Like the wheel or the oven toaster, you can only go as far in introducing changes to a high-rise building. Their forms and designs may vary but they are, at their core, essentially the same, adhering to equivalent structural principles and material components. This is the reason why real estate companies rely on the model unit and amenities to push their product. No one cares about how the building is made or what seemingly invisible solutions has been incorporated into it.
But perhaps they should. For one, the structure of the building determines the quality of the living experience of the homeowner. How the building is tilted, for instance, will dictate how it will receive direct sunlight and channel airflow. The design of the interior of the building (the number of units per floor, how the units are organized in relation to each other) will either frustrate or encourage ventilation. Any deficiency will be compensated by the homeowner by using extra energy for lighting and climate control.
For an established construction and real estate company such as DMCI Homes, the structure of the building offers the chance to foster unique solutions in order to address basic, but crucial, concerns. Perhaps the most notable among these is the Lumiventt Design Technology, seen in their latest projects such as the Tivoli Garden Residences in Mandaluyong City and Zinnia Towers in Quezon City.

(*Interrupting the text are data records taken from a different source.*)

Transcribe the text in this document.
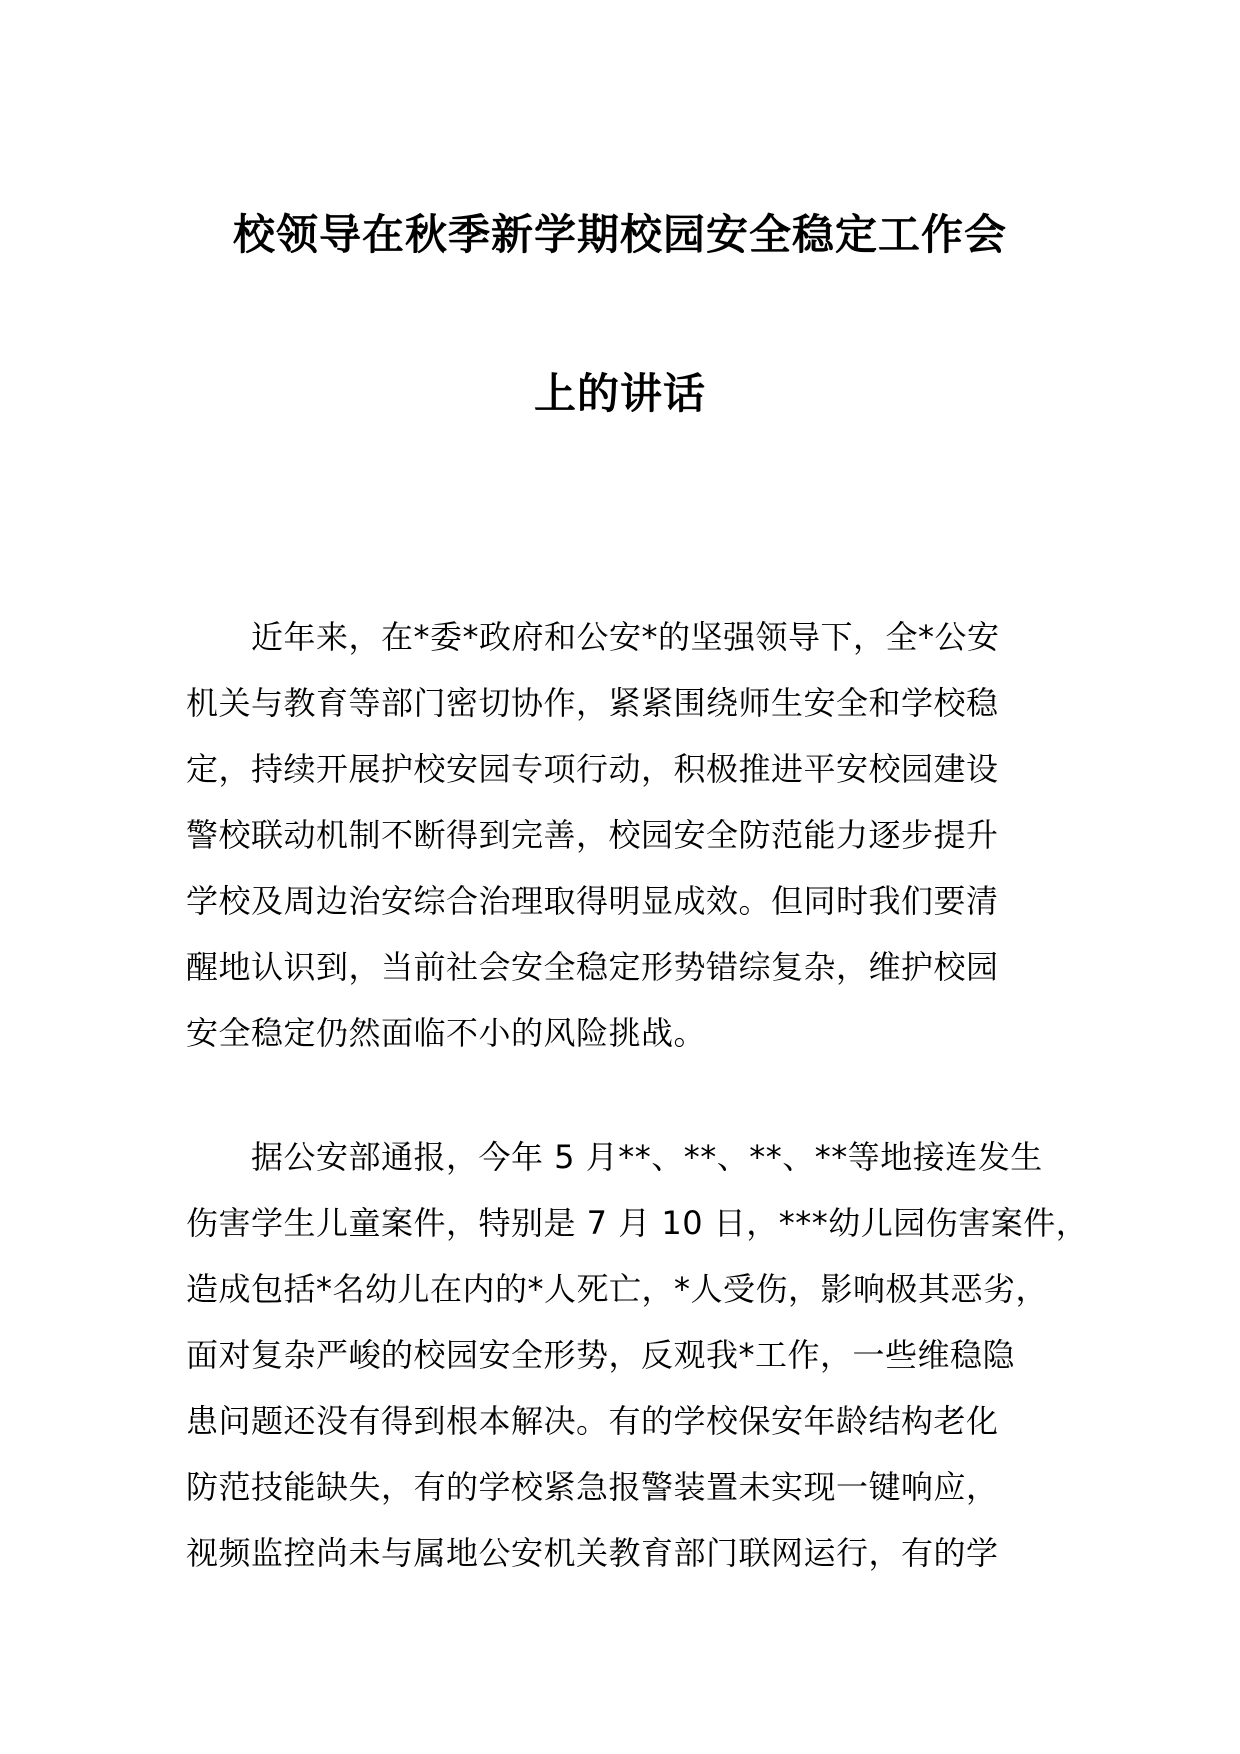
校领导在秋季新学期校园安全稳定工作会
上的讲话
　　近年来，在*委*政府和公安*的坚强领导下，全*公安
机关与教育等部门密切协作，紧紧围绕师生安全和学校稳
定，持续开展护校安园专项行动，积极推进平安校园建设
警校联动机制不断得到完善，校园安全防范能力逐步提升
学校及周边治安综合治理取得明显成效。但同时我们要清
醒地认识到，当前社会安全稳定形势错综复杂，维护校园
安全稳定仍然面临不小的风险挑战。
　　据公安部通报，今年 5 月**、**、**、**等地接连发生
伤害学生儿童案件，特别是 7 月 10 日，***幼儿园伤害案件，
造成包括*名幼儿在内的*人死亡，*人受伤，影响极其恶劣，
面对复杂严峻的校园安全形势，反观我*工作，一些维稳隐
患问题还没有得到根本解决。有的学校保安年龄结构老化
防范技能缺失，有的学校紧急报警装置未实现一键响应，
视频监控尚未与属地公安机关教育部门联网运行，有的学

Lumiventt Design Technology, DMCI Homes’ unique invention, makes the building less a monolith than an eco-system that encourages the maximum entry of light and air. This is achieved by the placement of Sky Patios which are multi-story openings placed on the side of the building that provides an escape for hot air, which is usually trapped when a building has no interior cental core. And because the hallways are single-loaded and the unit doors are not facing each other, there is more chance for cross ventilation.
Another solution is the presence of a lounge deck, which gives the homeowner the chance for recreation and relaxation. Though not unique to DMCI properties, this feature has been redefined in Iris, the fourth tower in Tivoli Garden Residences. This communal space, which boasts of 1,628 square meters and a height of 403 feet, is touted to be one of the largest and highest sky parks in Metro Manila, offering that instant escape for the homeowner once he feels cooped up in his space. Think of it as the equivalent of the leisure park in well-appointed neighborhoods.

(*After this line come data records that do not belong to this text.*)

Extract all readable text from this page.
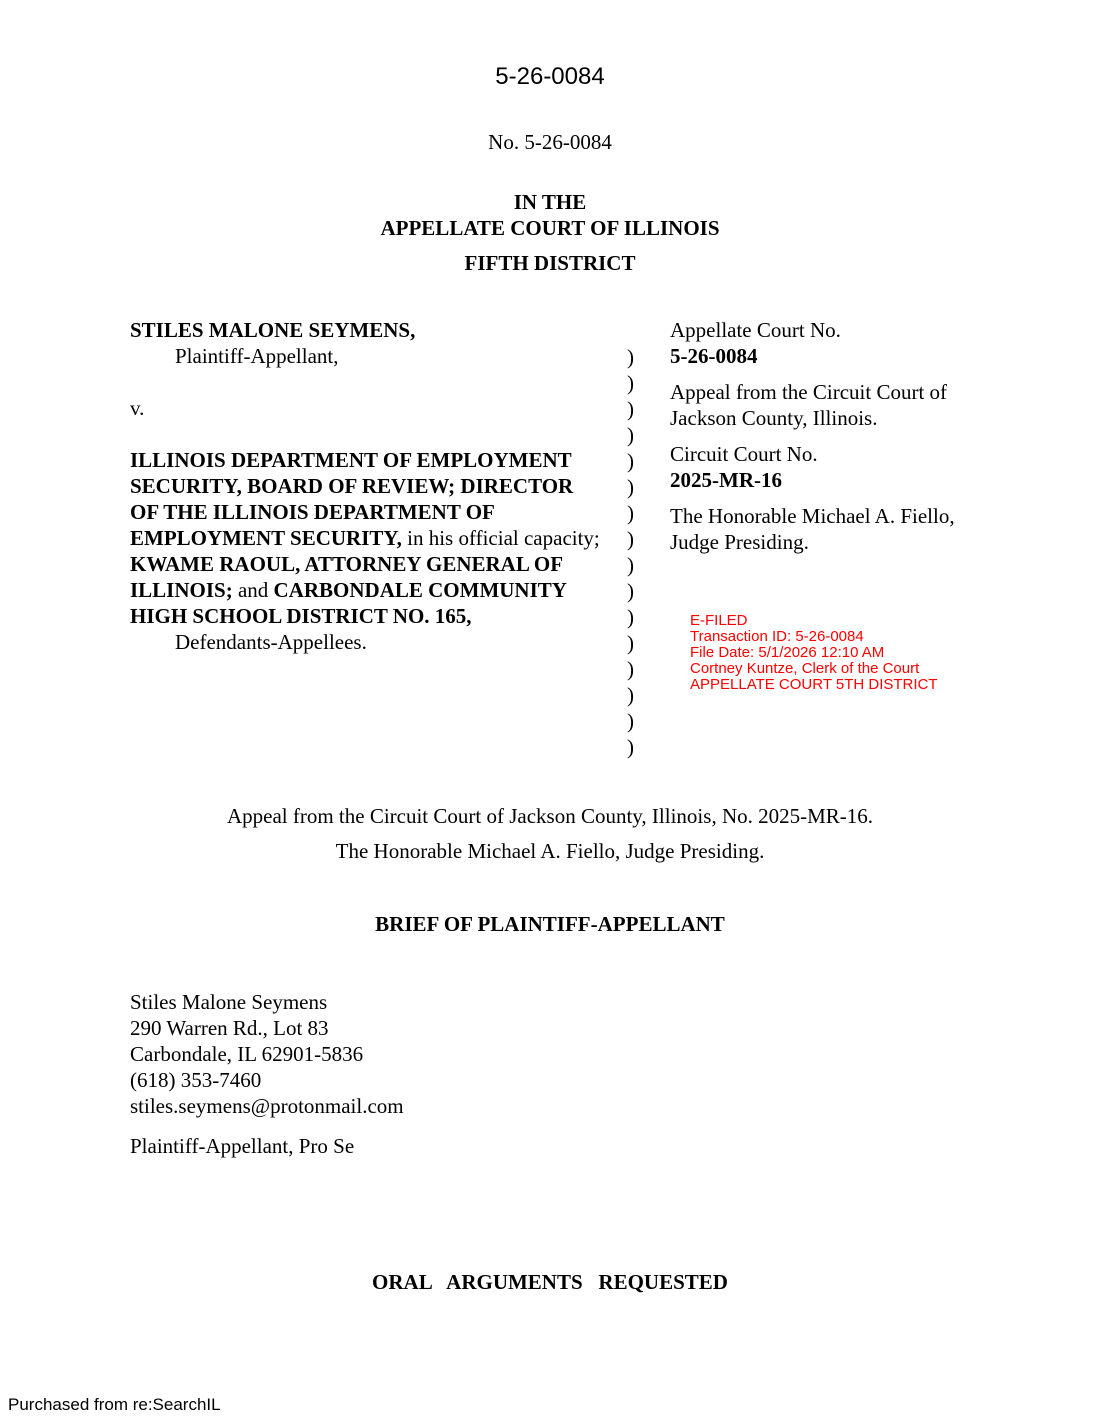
5-26-0084
No. 5-26-0084
IN THE
APPELLATE COURT OF ILLINOIS
FIFTH DISTRICT
STILES MALONE SEYMENS,
Plaintiff-Appellant,
v.
ILLINOIS DEPARTMENT OF EMPLOYMENT SECURITY, BOARD OF REVIEW; DIRECTOR OF THE ILLINOIS DEPARTMENT OF EMPLOYMENT SECURITY, in his official capacity; KWAME RAOUL, ATTORNEY GENERAL OF ILLINOIS; and CARBONDALE COMMUNITY HIGH SCHOOL DISTRICT NO. 165,
Defendants-Appellees.
)
)
)
)
)
)
)
)
)
)
)
)
)
)
)
)
Appellate Court No.
5-26-0084
Appeal from the Circuit Court of Jackson County, Illinois.
Circuit Court No.
2025-MR-16
The Honorable Michael A. Fiello, Judge Presiding.
E-FILED
Transaction ID: 5-26-0084
File Date: 5/1/2026 12:10 AM
Cortney Kuntze, Clerk of the Court
APPELLATE COURT 5TH DISTRICT
Appeal from the Circuit Court of Jackson County, Illinois, No. 2025-MR-16.
The Honorable Michael A. Fiello, Judge Presiding.
BRIEF OF PLAINTIFF-APPELLANT
Stiles Malone Seymens
290 Warren Rd., Lot 83
Carbondale, IL 62901-5836
(618) 353-7460
stiles.seymens@protonmail.com
Plaintiff-Appellant, Pro Se
ORAL   ARGUMENTS   REQUESTED
Purchased from re:SearchIL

Dubbed as the Observatory, Iris Tower’s sky park has a tropical feel and opens to a 360-degree view of the metropolis. It’s characterized with landscaped walkways, observation decks with telescopes, seating areas, tempered glass walls for that jaw-dropping sight of the city below. A bar-style clubhouse is an interesting place for conversation and quick snack. Additional amenities include a lap pool, a swimming pool and a kiddie pool.
The success of Iris, together with the other three towers (Bauhinia, Heliconia and Eugenia) has prompted DMCI Homes to add a fifth: the 42-story Hibiscus. It will only have 12 units per floor (for that extra privacy), feature a sports lounge and a sky park and of course, bear the unique imprint (Lumiventt chief among them) of being a DMCI project.